I am rowan – sorbus aucuparia – mountain ash if you’re from The Valleys. I am found throughout Europe, from plain to mountain – from Iceland to Russia, in Northern Africa and China. I go first, where others cannot. It is I who will return first after the desecration, the clearing, the burning and the collapse of your concrete temples. Dependent on the wind and soil – I can grow tall. But on exposed hillsides – I bow backwards, deferential to autumnal blows. I can withstand all weathers – but it does feel different now. The air flyers – buzz about me, seeking nectar and sharing pollen. The feathered ones take my berries – I help them fatten before migration, they spread my seed far and wide. The clawed and the cloven eat at my feet – their winter made better by a full stomach and shelter. Away from the sun, the fungal society feeds me, medicates me, cwtches me. I bind the soil of the steep slopes – so that they do not wash away. I am short lived, just 80 years – but maybe that’s long to you? I was here before you and live humbly beside you. You use me for medicine and tools, shelter and heat. I tolerate your pollution better than most and offer a warning, before all is lost. Pay attention and take care.
This poem was written in memory of my much-missed cousin, the Welsh-American composer and educator Hilary Tann (2 November 1947 to 8 February 2023), whose company is called Rowanberry Music. Hilary was born in Llywnpia, Glamorgan, was educated at the University of Wales Cardiff and Princeton University, and lived in the foothills of the Adirondack Mountains in Upstate New York. Her compositions include Sarsen, Seven Poems of Stillness, And the Snow Did Lie, and Songs of the Cotton Grass.

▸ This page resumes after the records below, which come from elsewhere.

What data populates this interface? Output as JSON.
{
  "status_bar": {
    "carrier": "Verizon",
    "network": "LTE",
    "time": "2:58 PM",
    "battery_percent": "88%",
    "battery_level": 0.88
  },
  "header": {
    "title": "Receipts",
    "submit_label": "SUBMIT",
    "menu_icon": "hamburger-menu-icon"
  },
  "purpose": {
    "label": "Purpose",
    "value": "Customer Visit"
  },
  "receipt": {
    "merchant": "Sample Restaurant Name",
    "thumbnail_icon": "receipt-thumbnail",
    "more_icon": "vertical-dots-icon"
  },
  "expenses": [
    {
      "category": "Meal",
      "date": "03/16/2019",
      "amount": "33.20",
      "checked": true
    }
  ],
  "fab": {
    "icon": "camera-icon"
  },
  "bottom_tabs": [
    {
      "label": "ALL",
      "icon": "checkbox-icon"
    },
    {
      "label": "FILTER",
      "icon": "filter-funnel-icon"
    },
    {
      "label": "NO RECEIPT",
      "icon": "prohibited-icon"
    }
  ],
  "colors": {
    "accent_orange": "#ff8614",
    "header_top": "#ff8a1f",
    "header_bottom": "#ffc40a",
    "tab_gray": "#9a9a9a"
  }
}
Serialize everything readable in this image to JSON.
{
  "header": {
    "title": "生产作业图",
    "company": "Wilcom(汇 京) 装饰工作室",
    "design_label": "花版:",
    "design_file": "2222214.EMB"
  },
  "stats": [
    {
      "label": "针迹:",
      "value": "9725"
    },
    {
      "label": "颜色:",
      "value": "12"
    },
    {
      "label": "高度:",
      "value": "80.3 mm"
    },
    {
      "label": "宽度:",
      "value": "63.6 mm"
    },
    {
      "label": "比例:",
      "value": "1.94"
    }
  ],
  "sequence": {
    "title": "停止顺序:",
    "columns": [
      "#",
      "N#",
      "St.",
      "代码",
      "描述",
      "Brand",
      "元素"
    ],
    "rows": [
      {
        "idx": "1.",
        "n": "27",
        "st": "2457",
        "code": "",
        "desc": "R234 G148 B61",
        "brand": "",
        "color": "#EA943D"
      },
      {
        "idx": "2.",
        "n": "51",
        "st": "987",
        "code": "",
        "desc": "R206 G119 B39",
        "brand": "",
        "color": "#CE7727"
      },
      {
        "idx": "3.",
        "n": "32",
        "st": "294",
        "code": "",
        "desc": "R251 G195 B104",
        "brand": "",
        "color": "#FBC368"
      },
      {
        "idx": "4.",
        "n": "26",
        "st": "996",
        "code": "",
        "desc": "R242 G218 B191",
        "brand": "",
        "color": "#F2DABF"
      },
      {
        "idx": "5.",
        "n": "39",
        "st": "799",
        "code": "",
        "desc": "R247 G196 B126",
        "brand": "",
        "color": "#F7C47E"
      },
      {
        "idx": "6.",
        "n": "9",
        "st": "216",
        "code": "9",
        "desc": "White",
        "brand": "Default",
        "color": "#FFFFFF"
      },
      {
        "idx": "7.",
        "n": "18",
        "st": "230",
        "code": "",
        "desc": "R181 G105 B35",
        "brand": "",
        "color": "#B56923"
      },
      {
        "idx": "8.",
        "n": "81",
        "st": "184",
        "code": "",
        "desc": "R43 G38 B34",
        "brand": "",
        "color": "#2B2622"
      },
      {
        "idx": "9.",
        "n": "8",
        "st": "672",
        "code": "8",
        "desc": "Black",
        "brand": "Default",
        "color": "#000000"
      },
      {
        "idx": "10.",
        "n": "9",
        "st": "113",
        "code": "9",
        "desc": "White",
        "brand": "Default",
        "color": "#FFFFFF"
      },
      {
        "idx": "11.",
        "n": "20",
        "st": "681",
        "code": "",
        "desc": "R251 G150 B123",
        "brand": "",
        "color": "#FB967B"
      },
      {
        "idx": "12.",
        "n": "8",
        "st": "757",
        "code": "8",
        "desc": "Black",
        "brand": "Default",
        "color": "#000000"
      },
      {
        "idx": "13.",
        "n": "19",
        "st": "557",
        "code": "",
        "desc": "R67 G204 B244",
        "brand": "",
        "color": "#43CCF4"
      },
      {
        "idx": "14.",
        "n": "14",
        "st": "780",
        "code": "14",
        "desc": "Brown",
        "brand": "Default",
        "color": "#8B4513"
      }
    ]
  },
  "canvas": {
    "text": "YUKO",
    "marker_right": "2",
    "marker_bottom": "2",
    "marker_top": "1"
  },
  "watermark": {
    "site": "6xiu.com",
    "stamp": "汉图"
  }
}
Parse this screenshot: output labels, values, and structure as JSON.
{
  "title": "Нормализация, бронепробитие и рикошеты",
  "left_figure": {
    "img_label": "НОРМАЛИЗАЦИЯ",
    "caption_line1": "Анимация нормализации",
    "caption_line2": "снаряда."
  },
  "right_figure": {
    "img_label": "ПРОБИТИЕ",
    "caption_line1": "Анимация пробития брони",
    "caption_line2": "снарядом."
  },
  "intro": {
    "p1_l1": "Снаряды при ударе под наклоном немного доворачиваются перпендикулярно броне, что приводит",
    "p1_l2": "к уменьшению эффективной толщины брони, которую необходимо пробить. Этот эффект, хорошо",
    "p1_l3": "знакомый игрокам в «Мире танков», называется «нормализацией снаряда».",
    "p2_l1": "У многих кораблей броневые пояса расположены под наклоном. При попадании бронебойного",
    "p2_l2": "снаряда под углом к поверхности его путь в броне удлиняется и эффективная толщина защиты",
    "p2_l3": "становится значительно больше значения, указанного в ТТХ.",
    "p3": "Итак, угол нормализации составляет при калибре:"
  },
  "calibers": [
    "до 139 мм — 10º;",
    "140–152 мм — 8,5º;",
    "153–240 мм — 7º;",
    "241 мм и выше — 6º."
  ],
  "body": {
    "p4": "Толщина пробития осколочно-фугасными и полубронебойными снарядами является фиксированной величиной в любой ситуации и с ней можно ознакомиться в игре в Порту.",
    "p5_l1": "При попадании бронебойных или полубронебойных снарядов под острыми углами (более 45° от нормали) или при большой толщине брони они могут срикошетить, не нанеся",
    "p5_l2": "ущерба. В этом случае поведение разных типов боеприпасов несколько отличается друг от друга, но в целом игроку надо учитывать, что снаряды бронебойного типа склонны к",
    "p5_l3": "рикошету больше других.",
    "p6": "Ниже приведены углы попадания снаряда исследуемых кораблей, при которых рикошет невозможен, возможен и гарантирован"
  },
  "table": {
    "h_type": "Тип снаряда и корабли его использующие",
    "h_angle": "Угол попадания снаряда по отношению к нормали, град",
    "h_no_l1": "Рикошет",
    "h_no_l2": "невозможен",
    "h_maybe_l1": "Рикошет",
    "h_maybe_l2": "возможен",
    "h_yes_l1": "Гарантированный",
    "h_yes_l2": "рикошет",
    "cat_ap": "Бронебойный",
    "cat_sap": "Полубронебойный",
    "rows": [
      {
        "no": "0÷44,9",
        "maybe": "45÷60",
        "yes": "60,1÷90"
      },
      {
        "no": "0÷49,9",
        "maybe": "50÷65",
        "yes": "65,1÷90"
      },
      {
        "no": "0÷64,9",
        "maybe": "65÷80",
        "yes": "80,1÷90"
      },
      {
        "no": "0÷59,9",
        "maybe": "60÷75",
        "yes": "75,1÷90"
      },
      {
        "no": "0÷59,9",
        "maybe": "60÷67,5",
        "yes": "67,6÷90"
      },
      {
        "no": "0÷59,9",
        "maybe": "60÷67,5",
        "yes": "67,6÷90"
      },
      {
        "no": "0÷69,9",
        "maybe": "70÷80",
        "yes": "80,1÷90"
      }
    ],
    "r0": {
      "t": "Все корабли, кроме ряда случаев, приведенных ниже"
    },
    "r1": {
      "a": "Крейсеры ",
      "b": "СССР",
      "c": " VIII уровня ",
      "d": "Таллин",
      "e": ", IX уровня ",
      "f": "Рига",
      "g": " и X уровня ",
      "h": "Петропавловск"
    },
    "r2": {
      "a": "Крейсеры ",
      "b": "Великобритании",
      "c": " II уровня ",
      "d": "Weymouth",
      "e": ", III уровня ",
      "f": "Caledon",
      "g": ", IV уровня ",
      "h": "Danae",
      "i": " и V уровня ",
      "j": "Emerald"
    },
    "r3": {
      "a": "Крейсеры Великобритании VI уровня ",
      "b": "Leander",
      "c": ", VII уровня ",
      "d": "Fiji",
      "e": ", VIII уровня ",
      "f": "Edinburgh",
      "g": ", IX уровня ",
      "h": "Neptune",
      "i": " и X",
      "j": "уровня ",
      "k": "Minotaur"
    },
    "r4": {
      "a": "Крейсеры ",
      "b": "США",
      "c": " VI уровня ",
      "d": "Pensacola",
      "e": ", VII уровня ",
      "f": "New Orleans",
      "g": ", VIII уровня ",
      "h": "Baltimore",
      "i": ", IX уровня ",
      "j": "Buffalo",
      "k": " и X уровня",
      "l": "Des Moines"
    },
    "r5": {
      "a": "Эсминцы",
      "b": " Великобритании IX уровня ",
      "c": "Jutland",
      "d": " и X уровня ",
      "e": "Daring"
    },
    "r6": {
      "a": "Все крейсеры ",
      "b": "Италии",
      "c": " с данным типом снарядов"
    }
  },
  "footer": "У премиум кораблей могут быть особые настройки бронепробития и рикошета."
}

Hilary Tann was the John Howard Payne Professor of Music Emerita at Union College, Schenectady, where she taught for many years. Her compositions have been performed and recorded by the BBC National Orchestra of Wales, the European Women’s Orchestra, Lontano, the Marsyas Trio, the Royal Liverpool Philharmonic, Tenebrae, and the Thai Philharmonic, among others. She held composer residencies at the Eastman School of Music, the Women in Music Festival, and Tŷ Cerdd Music Centre Wales. Her overture With the Heather and Small Birds, her tribute to the beloved land of her birth, was commissioned by the 1994 Cardiff Festival.